GREB1 encodes growth regulation by estrogen in breast cancer 1, a protein transcriptionally driven by estrogen-bound ER. Furthermore, GREB1 is a key factor of the canonical estrogen/ER signaling pathway [20]. Functionally, GREB1 is one of the most important tamoxifen/RU486-suppressed ER pathway downstream effectors, which indicates that GREB-rearranged tumors may respond to tamoxifen and RU486 [4, 21]. ESR1 encodes estrogen receptor 1, a ligand-dependent transcription factor. Binding with estrogen, ESR1 is not only essential for sexual development, reproductive function, and bone formation but is also involved in pathologic processes, including breast cancer, endometrial cancer, and osteoporosis. Several mutations in the ligand-binding domain of ESR1 have been found to be correlated with resistance to hormone therapy in ER-positive breast cancer [22, 23]. ESR1-rearranged UTROSCT may not be susceptible to an estrogen blockade because the ER ligand-binding domain is lost in fusions involving ESR1 (4).
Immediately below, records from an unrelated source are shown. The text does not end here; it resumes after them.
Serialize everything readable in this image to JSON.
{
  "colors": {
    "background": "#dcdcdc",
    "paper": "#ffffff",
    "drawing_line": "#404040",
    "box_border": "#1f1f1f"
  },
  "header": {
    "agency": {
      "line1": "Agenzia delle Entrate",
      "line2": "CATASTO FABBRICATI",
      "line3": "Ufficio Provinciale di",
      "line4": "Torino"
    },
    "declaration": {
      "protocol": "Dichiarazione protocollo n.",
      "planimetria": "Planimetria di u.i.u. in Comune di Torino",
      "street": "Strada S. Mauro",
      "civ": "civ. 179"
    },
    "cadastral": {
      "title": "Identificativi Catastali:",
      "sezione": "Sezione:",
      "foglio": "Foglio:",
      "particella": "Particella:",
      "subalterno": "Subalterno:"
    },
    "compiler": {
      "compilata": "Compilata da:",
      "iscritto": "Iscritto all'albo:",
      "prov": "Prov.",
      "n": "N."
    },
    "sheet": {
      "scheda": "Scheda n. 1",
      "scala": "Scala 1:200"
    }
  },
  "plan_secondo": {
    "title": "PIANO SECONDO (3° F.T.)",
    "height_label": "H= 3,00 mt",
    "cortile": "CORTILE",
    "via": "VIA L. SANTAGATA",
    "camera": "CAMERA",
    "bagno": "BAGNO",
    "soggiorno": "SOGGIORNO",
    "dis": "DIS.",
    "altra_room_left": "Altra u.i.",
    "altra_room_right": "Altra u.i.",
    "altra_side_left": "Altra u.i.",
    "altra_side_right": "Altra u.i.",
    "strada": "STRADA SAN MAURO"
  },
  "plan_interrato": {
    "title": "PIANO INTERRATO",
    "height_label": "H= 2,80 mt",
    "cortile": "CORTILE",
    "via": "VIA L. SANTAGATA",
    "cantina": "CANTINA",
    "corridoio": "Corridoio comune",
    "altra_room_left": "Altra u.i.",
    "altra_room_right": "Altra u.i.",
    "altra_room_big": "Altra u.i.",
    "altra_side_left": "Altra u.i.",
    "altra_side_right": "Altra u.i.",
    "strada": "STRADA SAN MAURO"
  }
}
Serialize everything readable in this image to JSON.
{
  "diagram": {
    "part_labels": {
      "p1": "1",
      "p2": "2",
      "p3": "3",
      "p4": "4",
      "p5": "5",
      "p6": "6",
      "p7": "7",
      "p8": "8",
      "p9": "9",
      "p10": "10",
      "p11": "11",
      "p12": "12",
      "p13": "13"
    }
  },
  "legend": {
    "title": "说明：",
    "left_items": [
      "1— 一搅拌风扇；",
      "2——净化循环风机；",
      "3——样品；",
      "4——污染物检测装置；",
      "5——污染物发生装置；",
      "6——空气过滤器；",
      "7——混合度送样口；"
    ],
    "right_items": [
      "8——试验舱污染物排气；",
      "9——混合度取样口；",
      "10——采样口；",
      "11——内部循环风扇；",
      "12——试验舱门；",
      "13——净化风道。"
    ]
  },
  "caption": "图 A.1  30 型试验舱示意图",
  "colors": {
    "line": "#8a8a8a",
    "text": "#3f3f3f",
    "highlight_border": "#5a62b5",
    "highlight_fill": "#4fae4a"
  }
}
The partner genes of GREB1- or ESR1-rearranged UTROSCT, including NCOA1–3, NR4A3, SS18, and CTNNB1, all encode transcription factors, and the basic function of each, as reported previously [4], is listed in Table 2. Five cases of UTROSCT that are suspected to be related to tamoxifen treatment have been reported [24]; however, the molecular features of these tamoxifen treatment-related cases were not determined. The complicated mechanism underlying chromosome translocation involving different functional genes, prognosis, and response to tamoxifen is still unclear. Although hormonal treatment has not yet been explored for UTROSCT, such in vitro and in vivo research may be necessary.
Table 2
Function of partner genes related to GREB1 rearrangement
Gene | Encoded Protein | Basic Function |
CTNNB1 | β-Catenin | Crucial transcriptional factor in Wingless-Int (Wnt)/β-catenin signaling pathway; transcriptional coactivator for T-cell factor/lymphoid enhancer factor (TCF), and with its transactivation domain, activates transcription initiation, histone methyltransferases, chromatin modification, and transcription facilitation |
NCOA1-3 | Nuclear Receptor Coactivator 1–3 | Transcription factors: coactivate nuclear hormone receptors and mediate steroid/sex-hormone receptor pathways |
NR4A3 | Nuclear Receptor Subfamily 4 Group A Member 3 | Transcription factor: transcriptional activator of the steroid/thyroid hormone nuclear receptor family, with a role in regulating proliferation, survival, and differentiation |
SS18 | SS18 (or SSXT) | Transcription factor: transcriptional coactivator and a component of the SWI/SNF chromatin-remodeling complex |
In conclusion, we reported a case of recurrent UTROSCT in a 57-year-old woman with the GREB1-NCOA2 fusion gene. This case provides further evidence that uterine tumors with GREB1-rearrangement may have a high recurrence risk. Further studies are necessary to elucidate the clinical features of UTROSCT, especially the prognosis, potential treatments, and the range of possible molecular events.